MÍTICA E MÍSTICA NIOBE
Na Azulão, da artista/marchand Sofia Tassinari (foi aluna de Anita Malfatti), Kaminagai, Mabe e Niobe Xandó são os destaques.
Logo se vê, que Niobe subverte com suas pinturas, colagens e múltiplos, como sensitiva que é, multiculturalista, simbólico-religiosa, de inspirações variadas, como a arte africana, pré-colombiana e até a pintura temática e sofrida dos internatos no Juqueri.
Muitas vezes vai visitá-los, sua doce figura, recebendo as lições do psicólogo Osório Cesar, diretor do Instituto, (segundo marido de Tarsila do Amaral, com quem viajou para a Rússia - 1929/1931).
Uma arte fantástica, que surpreende a todos - nanquim, papel, colagem, pintura, panos e rendas, serigrafias.

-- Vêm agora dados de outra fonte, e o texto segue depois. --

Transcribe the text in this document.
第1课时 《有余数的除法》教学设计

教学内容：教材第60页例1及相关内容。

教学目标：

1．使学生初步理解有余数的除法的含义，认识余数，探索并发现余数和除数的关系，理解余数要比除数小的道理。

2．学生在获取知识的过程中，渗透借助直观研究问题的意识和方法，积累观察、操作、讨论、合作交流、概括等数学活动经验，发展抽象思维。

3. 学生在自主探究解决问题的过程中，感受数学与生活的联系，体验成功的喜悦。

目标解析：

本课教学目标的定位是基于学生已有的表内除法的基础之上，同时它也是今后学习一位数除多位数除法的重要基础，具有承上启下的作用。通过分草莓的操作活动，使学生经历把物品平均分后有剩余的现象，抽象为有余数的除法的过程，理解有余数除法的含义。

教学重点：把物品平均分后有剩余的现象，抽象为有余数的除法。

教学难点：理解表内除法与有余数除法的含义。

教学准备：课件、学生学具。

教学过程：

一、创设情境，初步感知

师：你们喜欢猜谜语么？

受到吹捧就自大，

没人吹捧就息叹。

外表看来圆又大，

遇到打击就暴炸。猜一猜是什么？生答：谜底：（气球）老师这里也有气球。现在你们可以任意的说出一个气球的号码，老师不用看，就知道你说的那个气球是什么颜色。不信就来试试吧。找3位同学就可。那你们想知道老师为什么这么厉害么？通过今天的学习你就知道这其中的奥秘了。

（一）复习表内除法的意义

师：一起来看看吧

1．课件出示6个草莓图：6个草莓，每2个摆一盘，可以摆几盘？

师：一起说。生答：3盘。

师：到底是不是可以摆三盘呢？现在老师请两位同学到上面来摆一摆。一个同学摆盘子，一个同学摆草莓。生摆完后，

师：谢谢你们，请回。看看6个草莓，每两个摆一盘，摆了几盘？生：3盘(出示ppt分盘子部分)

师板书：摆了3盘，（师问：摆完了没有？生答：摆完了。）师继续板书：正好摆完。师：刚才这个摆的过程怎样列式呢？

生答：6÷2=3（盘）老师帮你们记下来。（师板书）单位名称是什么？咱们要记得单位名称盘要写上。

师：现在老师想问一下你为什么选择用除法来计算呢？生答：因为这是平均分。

Viveu no interior, em S. Paulo, Rio, Bahia, Iugoslávia, já casada - participou de centenas de mostras, ganhou prêmios e louvores, participou do abstracionismo geométrico e do concretismo e “até do dadaísmo”, completa sua filha Lourdes Xandó Rosa.
Para uma coletiva no Museu Afro-Brasileiro, este repórter fez esta apresentação para Niobe Xandó e se desculpa, de novo, pelo entusiasmo pela pintura, “coisas da alma”, acho.

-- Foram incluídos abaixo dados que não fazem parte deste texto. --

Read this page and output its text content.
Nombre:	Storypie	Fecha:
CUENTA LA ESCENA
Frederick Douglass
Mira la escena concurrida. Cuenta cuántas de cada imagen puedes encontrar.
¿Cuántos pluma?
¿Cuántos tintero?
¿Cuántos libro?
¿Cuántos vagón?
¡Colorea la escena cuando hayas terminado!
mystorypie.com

Niobe Xandó é uma sensitiva intimista, caso para-único na arte brasileira e capaz de fluir e registrar, em seus trabalhos, co sentimento criativo, a busca espiritual, a magia transcendental, de que é possuída. Acho que Niobe representa, assim, com sabedoria e melhormente, o meio sócio-cultural brasileiro, acima da arte ínsita, bruta, popular e folclórica.
O espaço que a 1ª Bienal Latino-Americana abre a Niobe faz justiça, pois, a uma artista paciente, séria, e altamente dotada, dona de técnica igualmente correta e variada temática onde os signos têm significado real, dentro da inspiração afro/indígena que capta em sua alma.

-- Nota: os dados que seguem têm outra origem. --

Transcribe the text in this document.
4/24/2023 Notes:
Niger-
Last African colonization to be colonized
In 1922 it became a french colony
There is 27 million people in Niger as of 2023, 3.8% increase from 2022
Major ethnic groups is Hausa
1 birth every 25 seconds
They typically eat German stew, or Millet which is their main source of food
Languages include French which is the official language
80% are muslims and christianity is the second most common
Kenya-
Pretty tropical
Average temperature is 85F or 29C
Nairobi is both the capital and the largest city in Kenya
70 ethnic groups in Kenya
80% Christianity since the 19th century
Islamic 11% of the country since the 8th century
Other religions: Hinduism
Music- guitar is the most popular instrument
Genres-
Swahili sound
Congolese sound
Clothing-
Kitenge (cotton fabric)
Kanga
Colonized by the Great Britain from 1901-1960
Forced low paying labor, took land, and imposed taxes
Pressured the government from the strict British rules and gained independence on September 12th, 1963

Finalmente: mulher-gente, Niobe alcança plenitude na terra, por sua capacidade terna de sentir e doar, afetuosa e humana, grande amorosa que é.
NIOBE: mostra é tomada de consciência
Niobe Xandó, paulista de Campos Novos do Paranapanema, autodidata, artista ligada em sua primeira fase à nossa imaginária, expõe 3 telas religiosas/populares na mostrado Paço das Artes.
– “São meus Santo Onofre, Cosme e Damião e São Lázaro”, pintados com sua técnica pura e cores ingênuas, lembrando o Volpi, “do quarenta”.
– A inciativa de Lourdes Cedram – diz ela – é importante; não me lembro de exposição desse gênero no Brasil. Ainda mais numa época em que a religião é algo íntimo e pessoal que transcende e até confunde cada um. Por isso é do interesse essa mostra, que justamente faz o público tomar consciência, discutir os problemas dos artistas, gente sensível que, no íntimo, procura uma palavra de ajuda para as suas inquietações.
Niobe confessa:
– De minha parte, deixei a arte dos santos, ou santeira, há muito santos. De santos, passei a outro estilo, outras formas, outra maneira de sentir. Mas, os santos, nunca me abandonaram e sempre desejo voltar a pintá-los. A sensação de textura e amizade que sinto pelos homens sofredores do campo, por exemplo, é que me levou a pintar santos, no início de minha carreira. Minha arte atual, contudo, é mais ligada à pesquisa e à simbologia das palavras.
A artista, muitas vezes premiada, mas que se recusa a uma participação mais grupal, ou política nas artes, o que a leva a não ter alcançado, até hoje, o renome que sua arte consciente e de alto valor merece, termina:
– Esta exposição do Paço vai despertar muita curiosidade. O que os artistas fazem está nas galerias e museus. Mas, os santeiros não tinham oportunidade de expor numa grande cidade, num centro cultural como este. A oportunidade é única e o nosso público deve ir ver como é bela e rica a arte dos santeiros brasileiros. É uma exposição que traz uma mensagem, da devoção e da fé. E ainda mais, pelo seu sentido didático-cultural, seu âmbito nacional.”